El entierro marca la fractura: una familia herida que, aun así, permanece unida por el recuerdo. En medio del caos, el padre confía a los hijos a la familia extensa para garantizar la supervivencia. Aparece el enfrentamiento, el dolor dicho en voz alta, la hija que reclama entre lágrimas un abandono imposible. Luego, el sacrificio: la hija mayor asume el cuidado de cinco hermanos menores, cargando una responsabilidad que transforma su destino. El relato migra entonces hacia el Urabá antioqueño, hacia Chigorodó, donde se abre una tierra prometida y se funda una nueva vida familiar junto a Carlos Alberto Castro Palomeque. Allí se nombran las semillas de grandeza, se activa la línea matrilineal y se celebra la Dinastía Castro Maturana: hijos, nietos y comunidad honrando la herencia de amor filial. La obra cierra con palabras de homenaje y con Chigorodó como río de guaduas, territorio que sostiene los sueños y la energía vital de la cultura.

El vestuario acompaña este tránsito vital y simbólico. Pasa de lo cotidiano del trabajo a lo ceremonial de la muerte y el entierro, y finalmente a lo festivo y celebratorio del legado. Desde la raíz afrotradicional del bullerengue, con faldas amplias, vuelos, pañuelos y texturas, el vestuario se convierte en archivo sensible del linaje. Los colores, los tejidos y los accesorios funcionan como pruebas vivas del matronaje: protección, cuidado y transmisión.

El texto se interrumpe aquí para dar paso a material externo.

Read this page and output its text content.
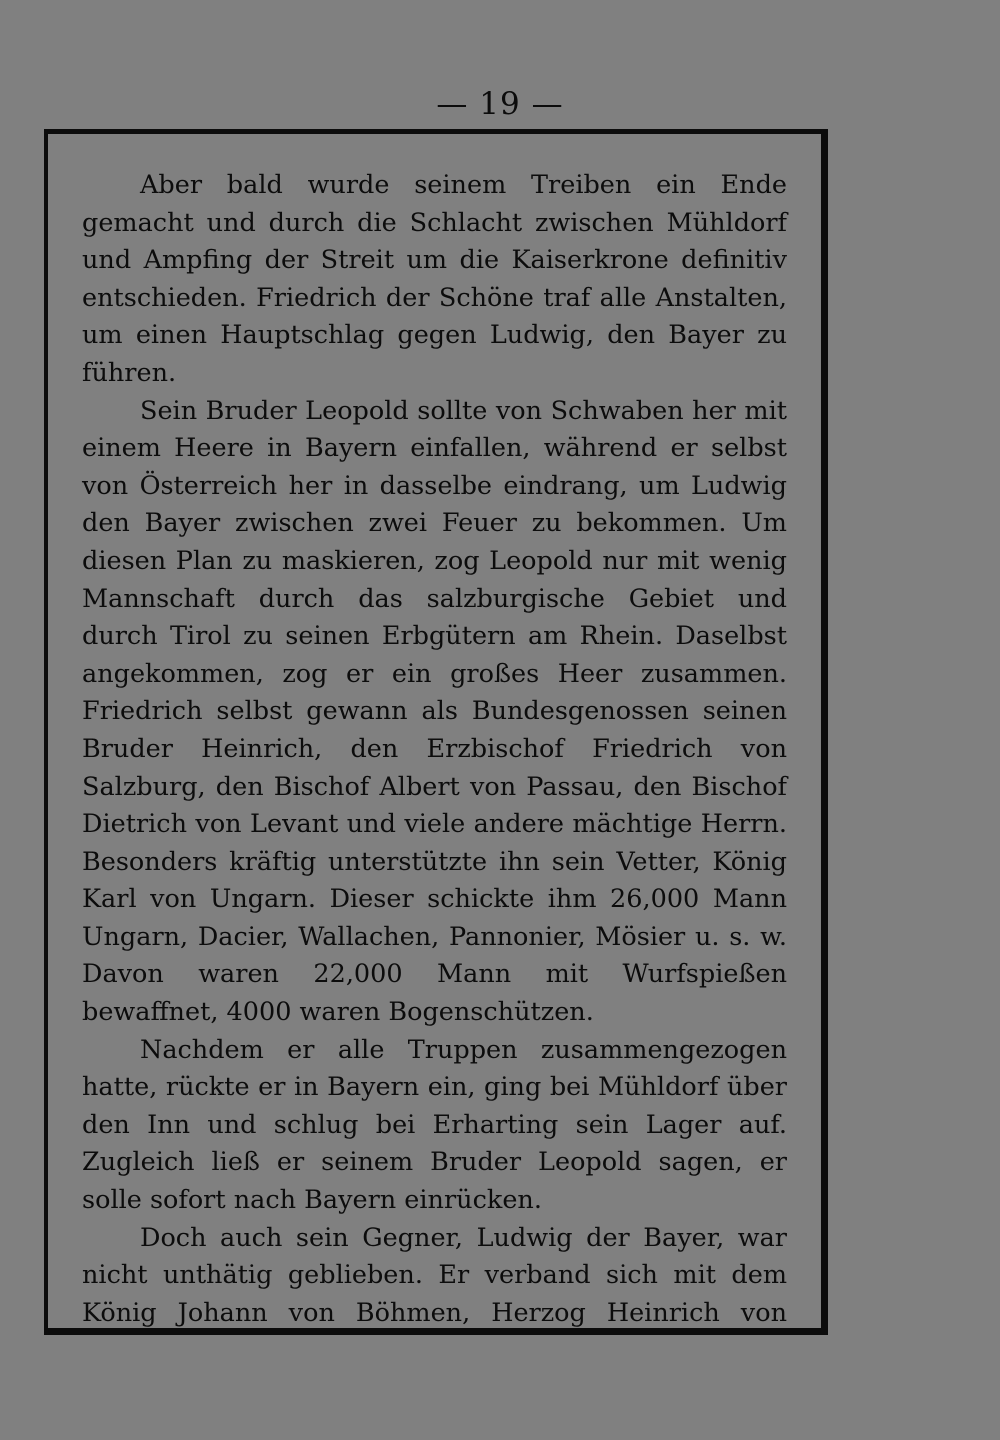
— 19 —

Aber bald wurde seinem Treiben ein Ende gemacht und durch die Schlacht zwischen Mühldorf und Ampfing der Streit um die Kaiserkrone definitiv entschieden. Friedrich der Schöne traf alle Anstalten, um einen Hauptschlag gegen Ludwig, den Bayer zu führen.

Sein Bruder Leopold sollte von Schwaben her mit einem Heere in Bayern einfallen, während er selbst von Österreich her in dasselbe eindrang, um Ludwig den Bayer zwischen zwei Feuer zu bekommen. Um diesen Plan zu maskieren, zog Leopold nur mit wenig Mannschaft durch das salzburgische Gebiet und durch Tirol zu seinen Erbgütern am Rhein. Daselbst angekommen, zog er ein großes Heer zusammen. Friedrich selbst gewann als Bundesgenossen seinen Bruder Heinrich, den Erzbischof Friedrich von Salzburg, den Bischof Albert von Passau, den Bischof Dietrich von Levant und viele andere mächtige Herrn. Besonders kräftig unterstützte ihn sein Vetter, König Karl von Ungarn. Dieser schickte ihm 26,000 Mann Ungarn, Dacier, Wallachen, Pannonier, Mösier u. s. w. Davon waren 22,000 Mann mit Wurfspießen bewaffnet, 4000 waren Bogenschützen.

Nachdem er alle Truppen zusammengezogen hatte, rückte er in Bayern ein, ging bei Mühldorf über den Inn und schlug bei Erharting sein Lager auf. Zugleich ließ er seinem Bruder Leopold sagen, er solle sofort nach Bayern einrücken.

Doch auch sein Gegner, Ludwig der Bayer, war nicht unthätig geblieben. Er verband sich mit dem König Johann von Böhmen, Herzog Heinrich von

La escenografía se construye desde la sencillez cargada de sentido. Vasijas, manteles, flores, velas, sillas y totumas activan los espacios del hogar, el ritual y el duelo. Con pocos elementos y transiciones corporales, la escena muta de la mina al cuarto, del velorio al camino, de la casa al territorio. El Río de guaduas y la atmósfera de Chigorodó aparecen como cierre poético, como territorio vivo que abraza la memoria.
La musicalización sostiene el carácter ritual de la obra. El bullerengue es eje y columna sonora, acompañado de paisajes de respiraciones, pasos, susurros, cantos y golpes de tambor. La música acompaña cada estación del relato: el dolor, la ausencia, la aparición, la protección y la celebración, reforzando la raíz afro y el carácter interdisciplinar de la puesta en escena.

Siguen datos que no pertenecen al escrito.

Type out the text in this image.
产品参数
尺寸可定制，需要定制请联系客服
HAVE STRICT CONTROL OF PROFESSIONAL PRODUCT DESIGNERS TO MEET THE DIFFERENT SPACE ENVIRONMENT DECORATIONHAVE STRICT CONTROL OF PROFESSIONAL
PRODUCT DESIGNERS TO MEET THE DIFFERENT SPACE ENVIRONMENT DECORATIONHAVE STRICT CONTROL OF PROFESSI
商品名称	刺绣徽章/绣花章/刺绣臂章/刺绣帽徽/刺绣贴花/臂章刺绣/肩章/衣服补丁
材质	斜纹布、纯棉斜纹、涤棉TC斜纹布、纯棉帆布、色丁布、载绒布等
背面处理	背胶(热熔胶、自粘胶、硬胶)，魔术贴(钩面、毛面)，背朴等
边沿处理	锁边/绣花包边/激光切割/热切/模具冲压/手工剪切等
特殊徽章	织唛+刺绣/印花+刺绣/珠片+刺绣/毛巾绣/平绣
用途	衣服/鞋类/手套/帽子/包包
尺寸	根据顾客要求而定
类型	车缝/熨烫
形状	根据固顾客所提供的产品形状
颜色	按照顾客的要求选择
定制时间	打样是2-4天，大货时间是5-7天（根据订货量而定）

En el movimiento, la obra transita entre la danza tradicional y la danza afrocontemporánea como lenguajes de identidad y resistencia. El teatro físico permite narrar el conflicto interno, el duelo y las apariciones, mientras la ritualidad escénica —el coro comunitario, los gestos de cuidado y los símbolos de tránsito entre vida y muerte— construyen una experiencia colectiva.
Camino al Matronaje es una obra profundamente interdisciplinar: danza, bullerengue, teatro físico, ritual y memoria testimonial se entrelazan para crear una narrativa que va de lo íntimo a lo colectivo. La dramaturgia se organiza como un camino: origen del dolor, ruptura, persistencia, mandato, fractura social, respuesta ética, migración, fundación de vida, continuidad del linaje y cierre poético de homenaje.
Este proceso creativo se fortaleció gracias a la participación de Son Candela en la residencia artística A Pie Pelao de la Fundación Casa Tumac, con el apoyo de los Centros de Danza y Movimiento del Ministerio de las Culturas, las Artes y los Saberes. Las asesorías estuvieron a cargo de Shirly Caicedo Pacheco y se enfocaron principalmente en la puesta en escena. Una de las observaciones más significativas fue la necesidad de dar mayor presencia a las mujeres que acompañan el primer cuadro en la mina, fortaleciendo el sentido de sororidad, solidaridad y complicidad entre mujeres, y ampliando el valor simbólico del trabajo colectivo frente al solo inicial.
Camino al Matronaje no es solo una obra: es un acto de memoria viva, un ritual escénico donde el cuerpo recuerda, honra y nombra a quienes sostienen la vida incluso cuando todo arde.